With his fine art photography series entitled The Locks of Lockdown, Bristol based German fine art photographer Claudio Ahlers attempts to express the multitude of feelings, and at times raw emotions, people around the world lived through during the many long months of lockdown. His enigmatic and mysterious photographs express this extraordinary experience of our lifetime in uncompromisingly visceral ways. An experience that touched us profoundly and deeply in so many ways, where stasis permeated everyone’s lives and where time itself had turned its tide and was now flowing through us instead of us through it.
And yet in slowness there is growth. While many aspects of the isolation that were forced upon us were frustrating, frightening and at times tragic, others opened up space for a different, more introspective experience. One that gave room for self-reflection, re-evaluation and a changing awareness of ourselves, of others and of the world around us.
As lockdown seemed to never want to come to an end, the hair we had grown while in isolation, became an ever heavier burden on our shoulders. What has long been a ritual of renewal for people around the world – the hair cut – became more and more significant, symbolizing freedom regained and the release of all that had accumulated within ourselves, was now locked up inside of us and had been written into every inch of the hair we had grown in this time.
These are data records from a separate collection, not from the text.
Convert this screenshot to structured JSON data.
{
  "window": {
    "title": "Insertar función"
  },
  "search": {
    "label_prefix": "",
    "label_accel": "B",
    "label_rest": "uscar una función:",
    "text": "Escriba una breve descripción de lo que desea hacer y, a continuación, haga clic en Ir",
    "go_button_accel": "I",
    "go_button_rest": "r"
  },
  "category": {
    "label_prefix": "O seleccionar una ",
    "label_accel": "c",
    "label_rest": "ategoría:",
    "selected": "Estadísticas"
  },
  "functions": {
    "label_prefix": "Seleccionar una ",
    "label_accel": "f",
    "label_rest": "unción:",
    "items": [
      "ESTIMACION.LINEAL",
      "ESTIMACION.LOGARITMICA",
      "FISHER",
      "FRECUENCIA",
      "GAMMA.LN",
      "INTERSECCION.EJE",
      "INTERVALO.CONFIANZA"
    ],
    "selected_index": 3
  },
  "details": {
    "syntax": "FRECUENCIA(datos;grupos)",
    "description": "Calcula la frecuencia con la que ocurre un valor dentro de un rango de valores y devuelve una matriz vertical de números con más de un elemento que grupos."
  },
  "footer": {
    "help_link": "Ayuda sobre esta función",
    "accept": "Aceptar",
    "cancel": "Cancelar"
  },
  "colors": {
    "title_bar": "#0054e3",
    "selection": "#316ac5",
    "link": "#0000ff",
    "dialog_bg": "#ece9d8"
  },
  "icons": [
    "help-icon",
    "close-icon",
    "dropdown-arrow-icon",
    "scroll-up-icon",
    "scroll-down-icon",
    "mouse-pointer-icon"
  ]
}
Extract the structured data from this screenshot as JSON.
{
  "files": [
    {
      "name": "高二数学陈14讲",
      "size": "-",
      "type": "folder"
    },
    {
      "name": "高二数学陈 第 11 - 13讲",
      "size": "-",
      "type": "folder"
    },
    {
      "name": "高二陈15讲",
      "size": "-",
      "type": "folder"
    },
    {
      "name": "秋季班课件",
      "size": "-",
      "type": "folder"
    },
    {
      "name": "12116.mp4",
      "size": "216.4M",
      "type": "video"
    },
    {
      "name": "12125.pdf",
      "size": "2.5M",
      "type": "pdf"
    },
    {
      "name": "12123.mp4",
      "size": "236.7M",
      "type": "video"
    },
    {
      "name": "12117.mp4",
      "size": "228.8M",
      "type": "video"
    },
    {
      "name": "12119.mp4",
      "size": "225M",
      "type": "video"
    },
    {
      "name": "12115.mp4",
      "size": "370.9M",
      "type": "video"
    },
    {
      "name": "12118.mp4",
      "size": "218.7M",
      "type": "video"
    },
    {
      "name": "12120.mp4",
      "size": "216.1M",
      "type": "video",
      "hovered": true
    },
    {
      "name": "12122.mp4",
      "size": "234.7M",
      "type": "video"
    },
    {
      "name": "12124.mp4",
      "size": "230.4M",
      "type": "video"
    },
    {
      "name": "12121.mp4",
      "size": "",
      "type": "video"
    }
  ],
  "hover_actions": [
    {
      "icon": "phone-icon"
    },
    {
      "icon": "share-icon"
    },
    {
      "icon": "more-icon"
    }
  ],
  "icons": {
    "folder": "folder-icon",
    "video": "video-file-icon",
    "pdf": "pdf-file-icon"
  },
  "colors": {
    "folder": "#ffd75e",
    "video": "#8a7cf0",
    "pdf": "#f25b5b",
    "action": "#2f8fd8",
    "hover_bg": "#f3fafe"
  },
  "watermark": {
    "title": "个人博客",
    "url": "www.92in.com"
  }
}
For his series of photographs, Ahlers embalmed a male nude model with hair collected at a men’s barbers in the two weeks after the first lockdown of 2020 ended in the summer that year. Now carrying the burdensome hair on behalf of the people who shed them, this figure embodies a fundamental humanity, primeval and raw, brittle even, challenged to the core.
And yet he stands as a testament to the resilience, tenderness, introspection and defiance that has carried us through lockdown, to the door of the barbershop, into the barber’s chair to let ourselves be transformed, to then finally emerge as changed people as we leave through the shop door to embrace an unwritten future.
Three images from the series will be on show at Galerie Huit at this year’s Open Walls Arles as part of the wider programme for Les Rencontres d’Arles 2021.